Abi Hrutz y La Primera Ministra estimaron, muy a su conveniencia y a la mía, que una guerra entre seres humanos no era el evento adecuado para involucrar a una niña como yo. Les pareció más ético mantenerme como reserva para luchar contra criaturas alienígenas colosales.

Y no voy a quejarme.

Finalmente, Hrutz no ha podido venir conmigo, ya que ha sido destinada a dirigir las operaciones de defensa terrestre en Mniart, la pequeña ciudad costera al norte de Americia a la cual han atacado las primeras tropas enviadas por Borealia. No he tenido mucho tiempo para seguir las noticias de los compases iniciales la guerra antes de nuestra partida, pero sí he podido escuchar que el frente con las batallas más encarnizadas es el que se encuentra en la frontera entre Doglen y Dyripo, naciones extranjeras, pero enemistadas por su apoyo a bandos contrarios. Que yo sepa, todavía no se han producido ataques aéreos por parte de Borealia en territorio amerino. Quizás el desarrollo del conflicto sea semejante a lo que ocurre durante los minutos iniciales de un partido de brahn, cuando ambos equipos están tanteando al oponente, al tiempo que tratan de no ser el primero en cometer algún error que les haga partir en desventaja.

Ahora mismo sobrevuelo el mar del sur en el asiento trasero de un caza X-787 de las fuerzas aéreas amerinas. Lo dirige Ludvan Throg, un experimentado piloto con más de dos mil rutas a sus espaldas, entre expediciones y combates. A unos pocos cientos de metros de nosotros, paralelamente, vuela Pelvra. Su caza es pilotado por Samyna Blum, una joven promesa de la aviación cuyo nombre me llena de nostalgia y esperanza.

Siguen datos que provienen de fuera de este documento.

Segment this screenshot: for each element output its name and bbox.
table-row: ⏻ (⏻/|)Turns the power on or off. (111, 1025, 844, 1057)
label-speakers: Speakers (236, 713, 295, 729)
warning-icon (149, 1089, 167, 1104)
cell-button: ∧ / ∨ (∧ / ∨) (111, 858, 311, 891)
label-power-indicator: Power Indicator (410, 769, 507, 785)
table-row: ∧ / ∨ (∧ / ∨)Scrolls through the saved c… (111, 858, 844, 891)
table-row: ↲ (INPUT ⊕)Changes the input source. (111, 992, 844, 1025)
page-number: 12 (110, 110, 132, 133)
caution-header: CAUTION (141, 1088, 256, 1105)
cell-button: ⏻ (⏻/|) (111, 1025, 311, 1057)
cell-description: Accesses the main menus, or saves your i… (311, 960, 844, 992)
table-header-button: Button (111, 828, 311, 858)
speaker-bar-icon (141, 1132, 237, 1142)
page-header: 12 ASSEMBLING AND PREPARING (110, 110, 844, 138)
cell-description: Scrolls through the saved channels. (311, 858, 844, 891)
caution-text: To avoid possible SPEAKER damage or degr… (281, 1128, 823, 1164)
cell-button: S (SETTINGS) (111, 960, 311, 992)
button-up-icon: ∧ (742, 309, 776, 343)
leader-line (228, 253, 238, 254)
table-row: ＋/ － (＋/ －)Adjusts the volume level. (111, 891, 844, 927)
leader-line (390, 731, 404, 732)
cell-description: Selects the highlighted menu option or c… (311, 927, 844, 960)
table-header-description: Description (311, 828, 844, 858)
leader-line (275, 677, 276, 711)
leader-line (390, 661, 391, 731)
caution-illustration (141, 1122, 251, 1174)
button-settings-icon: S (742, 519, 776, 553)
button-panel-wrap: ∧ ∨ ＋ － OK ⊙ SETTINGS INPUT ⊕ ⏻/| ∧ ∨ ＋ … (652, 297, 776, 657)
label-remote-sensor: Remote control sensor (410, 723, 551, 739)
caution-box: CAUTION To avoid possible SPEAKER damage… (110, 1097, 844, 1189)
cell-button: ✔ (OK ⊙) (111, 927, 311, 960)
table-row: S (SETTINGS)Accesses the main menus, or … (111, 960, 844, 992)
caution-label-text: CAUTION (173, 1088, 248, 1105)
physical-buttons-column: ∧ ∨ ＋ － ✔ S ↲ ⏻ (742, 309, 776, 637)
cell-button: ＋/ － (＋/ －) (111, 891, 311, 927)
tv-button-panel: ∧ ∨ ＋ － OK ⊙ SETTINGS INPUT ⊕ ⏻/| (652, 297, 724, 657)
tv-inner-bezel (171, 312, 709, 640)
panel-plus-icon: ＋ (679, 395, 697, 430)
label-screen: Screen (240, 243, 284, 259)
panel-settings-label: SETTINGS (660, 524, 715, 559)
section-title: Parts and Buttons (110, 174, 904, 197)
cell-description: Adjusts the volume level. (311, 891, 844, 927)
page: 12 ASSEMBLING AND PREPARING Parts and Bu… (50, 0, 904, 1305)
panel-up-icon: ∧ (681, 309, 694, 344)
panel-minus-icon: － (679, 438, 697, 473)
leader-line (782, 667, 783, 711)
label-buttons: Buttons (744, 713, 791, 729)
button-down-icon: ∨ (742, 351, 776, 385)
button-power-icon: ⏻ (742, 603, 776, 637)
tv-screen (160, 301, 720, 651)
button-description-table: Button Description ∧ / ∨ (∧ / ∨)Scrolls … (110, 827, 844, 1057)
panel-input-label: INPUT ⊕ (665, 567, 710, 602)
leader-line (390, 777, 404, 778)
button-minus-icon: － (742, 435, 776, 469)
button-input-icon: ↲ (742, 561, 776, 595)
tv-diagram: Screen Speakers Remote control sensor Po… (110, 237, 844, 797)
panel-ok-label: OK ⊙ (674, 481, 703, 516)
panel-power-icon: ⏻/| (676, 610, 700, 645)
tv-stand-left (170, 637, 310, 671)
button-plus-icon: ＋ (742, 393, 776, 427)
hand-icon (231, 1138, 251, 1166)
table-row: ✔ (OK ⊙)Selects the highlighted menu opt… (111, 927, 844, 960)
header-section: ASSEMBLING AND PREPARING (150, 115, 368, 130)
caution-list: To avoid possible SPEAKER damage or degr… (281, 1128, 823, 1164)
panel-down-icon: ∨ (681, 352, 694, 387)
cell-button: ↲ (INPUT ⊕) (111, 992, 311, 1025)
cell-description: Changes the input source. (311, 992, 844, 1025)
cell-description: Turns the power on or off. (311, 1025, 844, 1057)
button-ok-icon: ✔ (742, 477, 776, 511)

Debe de hacer ya tres horas que partimos de Vereti, tras despedirnos de todos nuestros conocidos en mitad de una sobrecogedora incertidumbre. A decir verdad, dudo mucho que vuelvan a cometer el error de dejar la capital desprotegida ante un ataque aéreo. Además, allí se concentra la mayoría de los militares implantados con prótesis de brahn, por lo que, de producirse un intento de invasión, sería una batalla muy desigual para el enemigo. Lo que me preocupa realmente es el frente del norte, en Mniart, donde está destinada Abi con un puñado de hombres y mujeres sin modificar, defendidos por la artillería tradicional del ejército. Desconozco el tipo de armas que trae Borealia, así como la estrategia que seguirán. Realmente temo por la vida de la coronel.

—Deberíamos llegar a las coordenadas que nos diste en menos de una hora —me indica el piloto a través del comunicador del casco.

—¿Qué se supone que tendríamos que ver? —pregunta Pelvra desde el otro avión, valiéndose de la radio.

—No estoy segura —respondo—. Tal vez algún tipo de isla.

—No hay porciones de tierra emergida en ese cuadrante —replica Samyna—. De eso estamos seguros.

—Estos aviones no pueden amerizar —nos informa Ludvan—. Si no encontramos tierra firme, tendremos que dar la vuelta.

—Pero desde aquí arriba no se ve nada —comenta Pelvra.

El estruendo del motor y el aire del exterior, incidiendo en las aeronaves, nos obligan a gritar a través de los intercomunicadores para poder ser oídos con claridad.

—Cuando estemos en el lugar, descenderemos y podréis ver —explica Samyna.

—¿Hay alguna posibilidad de abrir la cabina para que yo salga sin tener que aterrizar? —solicito desde mi total ignorancia.

—Si quieres matarme, entonces sí —contesta Ludvan—. Los asientos eyectables solo son para casos de emergencia extrema.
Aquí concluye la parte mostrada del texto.